Analysts at Standard Chartered are expecting the FY20 deficit to come in at 3.8% of GDP for the Indian economy, overshooting the 3.3% target.
“Slippage is inevitable, in our view; we estimate that spending cuts of INR 2.1tn (1.0% of GDP) will be insufficient to offset a tax and non-tax revenue shortfall of INR 2.9tn (1.5% of GDP). As a result, we expect FY20 to see a reversal of India’s fiscal consolidation path.”
“Deeper-than-expected spending cuts could limit the FY20 deficit to 3.6% of GDP. However, this would have a negative impact on already-weak GDP growth. In order to cut FY20 expenditure by INR 2.5tn (1.2% of GDP) – instead of the INR 2.1tn we expect – Q4-FY20 spending growth would have to slow to less than 5%, below our expectation of 8% (it was c.12% in the first eight months of the fiscal year).”
“A positive revenue surprise from divestment proceeds or telecom sector revenue-sharing is unlikely in FY20, in our view; these revenue sources are likely to provide more support in FY21. Even a smaller-than-expected 3.6% deficit in FY20 would be a reversal of the fiscal consolidation path followed since FY12.”
“We expect the FY21 fiscal deficit target to be set at 3.6% of GDP (or 3.5% if slippage in FY20 is less than we expect). The FY21 target will depend on the actual FY20 deficit and whether the government decides to provide another round of economic stimulus in FY21.”
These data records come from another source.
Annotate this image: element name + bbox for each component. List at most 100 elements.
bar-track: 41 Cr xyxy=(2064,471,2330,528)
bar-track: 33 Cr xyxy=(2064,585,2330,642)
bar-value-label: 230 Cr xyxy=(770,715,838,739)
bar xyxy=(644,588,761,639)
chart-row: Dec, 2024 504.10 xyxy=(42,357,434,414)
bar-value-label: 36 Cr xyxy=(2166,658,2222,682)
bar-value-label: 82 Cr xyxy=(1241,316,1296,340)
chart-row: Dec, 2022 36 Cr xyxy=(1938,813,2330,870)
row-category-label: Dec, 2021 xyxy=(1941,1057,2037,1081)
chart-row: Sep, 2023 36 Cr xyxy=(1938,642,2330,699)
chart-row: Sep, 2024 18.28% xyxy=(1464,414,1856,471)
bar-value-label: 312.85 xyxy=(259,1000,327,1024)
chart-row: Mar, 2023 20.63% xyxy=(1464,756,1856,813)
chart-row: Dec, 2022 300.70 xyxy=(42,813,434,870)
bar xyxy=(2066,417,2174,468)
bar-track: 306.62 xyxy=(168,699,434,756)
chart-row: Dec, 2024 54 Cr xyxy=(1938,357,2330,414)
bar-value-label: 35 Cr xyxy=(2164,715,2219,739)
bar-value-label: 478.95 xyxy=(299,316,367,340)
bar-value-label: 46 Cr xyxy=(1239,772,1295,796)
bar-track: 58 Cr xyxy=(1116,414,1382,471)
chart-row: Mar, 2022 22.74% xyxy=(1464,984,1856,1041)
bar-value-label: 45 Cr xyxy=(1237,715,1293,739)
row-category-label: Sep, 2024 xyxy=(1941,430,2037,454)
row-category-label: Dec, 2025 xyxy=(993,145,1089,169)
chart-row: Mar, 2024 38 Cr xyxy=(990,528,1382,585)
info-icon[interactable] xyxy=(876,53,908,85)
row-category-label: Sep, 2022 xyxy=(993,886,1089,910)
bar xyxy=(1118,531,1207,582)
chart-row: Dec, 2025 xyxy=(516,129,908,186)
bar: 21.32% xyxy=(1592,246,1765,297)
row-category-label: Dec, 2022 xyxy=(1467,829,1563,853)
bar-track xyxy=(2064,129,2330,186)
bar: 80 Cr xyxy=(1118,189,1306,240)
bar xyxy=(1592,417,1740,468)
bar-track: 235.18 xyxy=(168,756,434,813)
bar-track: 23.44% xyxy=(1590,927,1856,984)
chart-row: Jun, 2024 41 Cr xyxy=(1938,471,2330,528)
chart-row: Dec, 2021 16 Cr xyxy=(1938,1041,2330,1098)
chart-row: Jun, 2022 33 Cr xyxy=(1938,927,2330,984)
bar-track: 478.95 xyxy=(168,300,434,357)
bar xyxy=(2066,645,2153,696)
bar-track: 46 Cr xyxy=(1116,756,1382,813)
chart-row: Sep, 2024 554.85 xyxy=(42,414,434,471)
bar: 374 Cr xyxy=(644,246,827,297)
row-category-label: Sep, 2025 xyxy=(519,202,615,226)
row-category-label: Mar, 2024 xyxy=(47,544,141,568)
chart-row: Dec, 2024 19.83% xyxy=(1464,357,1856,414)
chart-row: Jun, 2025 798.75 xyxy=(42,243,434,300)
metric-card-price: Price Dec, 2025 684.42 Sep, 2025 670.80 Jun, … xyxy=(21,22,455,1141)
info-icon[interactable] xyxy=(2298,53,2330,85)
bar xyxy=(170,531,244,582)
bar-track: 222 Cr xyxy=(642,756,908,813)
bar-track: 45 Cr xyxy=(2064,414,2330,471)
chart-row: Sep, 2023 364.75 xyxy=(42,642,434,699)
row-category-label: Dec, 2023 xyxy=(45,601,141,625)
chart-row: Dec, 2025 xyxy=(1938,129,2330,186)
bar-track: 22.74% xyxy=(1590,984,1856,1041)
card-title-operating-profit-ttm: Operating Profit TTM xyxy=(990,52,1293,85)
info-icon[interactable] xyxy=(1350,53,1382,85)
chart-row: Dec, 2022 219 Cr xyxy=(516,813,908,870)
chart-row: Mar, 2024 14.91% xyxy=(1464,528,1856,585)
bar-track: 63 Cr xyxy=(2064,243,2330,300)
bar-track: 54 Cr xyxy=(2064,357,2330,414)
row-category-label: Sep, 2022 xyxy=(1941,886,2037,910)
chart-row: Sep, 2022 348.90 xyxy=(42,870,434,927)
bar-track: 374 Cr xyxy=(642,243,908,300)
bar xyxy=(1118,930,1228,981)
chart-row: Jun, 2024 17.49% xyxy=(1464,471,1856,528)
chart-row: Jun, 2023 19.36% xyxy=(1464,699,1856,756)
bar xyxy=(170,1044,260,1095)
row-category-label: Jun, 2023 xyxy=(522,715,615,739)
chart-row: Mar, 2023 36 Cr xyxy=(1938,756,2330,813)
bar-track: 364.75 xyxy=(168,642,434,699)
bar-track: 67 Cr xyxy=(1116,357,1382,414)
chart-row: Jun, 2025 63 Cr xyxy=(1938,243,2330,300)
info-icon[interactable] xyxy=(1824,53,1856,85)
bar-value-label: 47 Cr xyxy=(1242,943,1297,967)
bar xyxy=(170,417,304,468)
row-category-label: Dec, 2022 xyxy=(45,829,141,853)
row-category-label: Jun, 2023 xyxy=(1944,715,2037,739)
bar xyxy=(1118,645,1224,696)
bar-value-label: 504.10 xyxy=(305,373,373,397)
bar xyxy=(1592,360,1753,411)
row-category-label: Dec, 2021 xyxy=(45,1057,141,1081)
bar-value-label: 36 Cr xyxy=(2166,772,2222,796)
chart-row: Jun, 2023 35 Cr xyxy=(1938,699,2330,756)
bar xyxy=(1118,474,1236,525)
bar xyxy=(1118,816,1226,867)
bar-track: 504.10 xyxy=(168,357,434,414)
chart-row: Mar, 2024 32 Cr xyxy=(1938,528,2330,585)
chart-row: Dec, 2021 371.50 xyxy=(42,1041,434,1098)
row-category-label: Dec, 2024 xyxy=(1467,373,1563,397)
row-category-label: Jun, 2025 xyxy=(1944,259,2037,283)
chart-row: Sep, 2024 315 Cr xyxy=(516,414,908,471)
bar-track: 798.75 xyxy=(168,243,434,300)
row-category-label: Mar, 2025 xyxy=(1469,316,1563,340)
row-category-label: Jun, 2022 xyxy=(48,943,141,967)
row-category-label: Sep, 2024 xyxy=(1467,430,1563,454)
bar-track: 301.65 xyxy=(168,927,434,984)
“An income tax cut to boost consumer demand could widen the central government’s FY21 deficit by 0.2-0.5% of GDP from our baseline scenario of 3.6%. These estimates are based on two potential tax-cut scenarios: (1) if tax rates were lowered for all taxpayers and exemptions are not phased out, we would estimate the impact at c.0.5% of GDP; (2) if the tax cut were restricted to lower income earners (below INR 2mn) and exemptions were not phased out, we would estimate the impact at 0.2% of GDP. Given limited fiscal space, we think the second scenario is more likely.”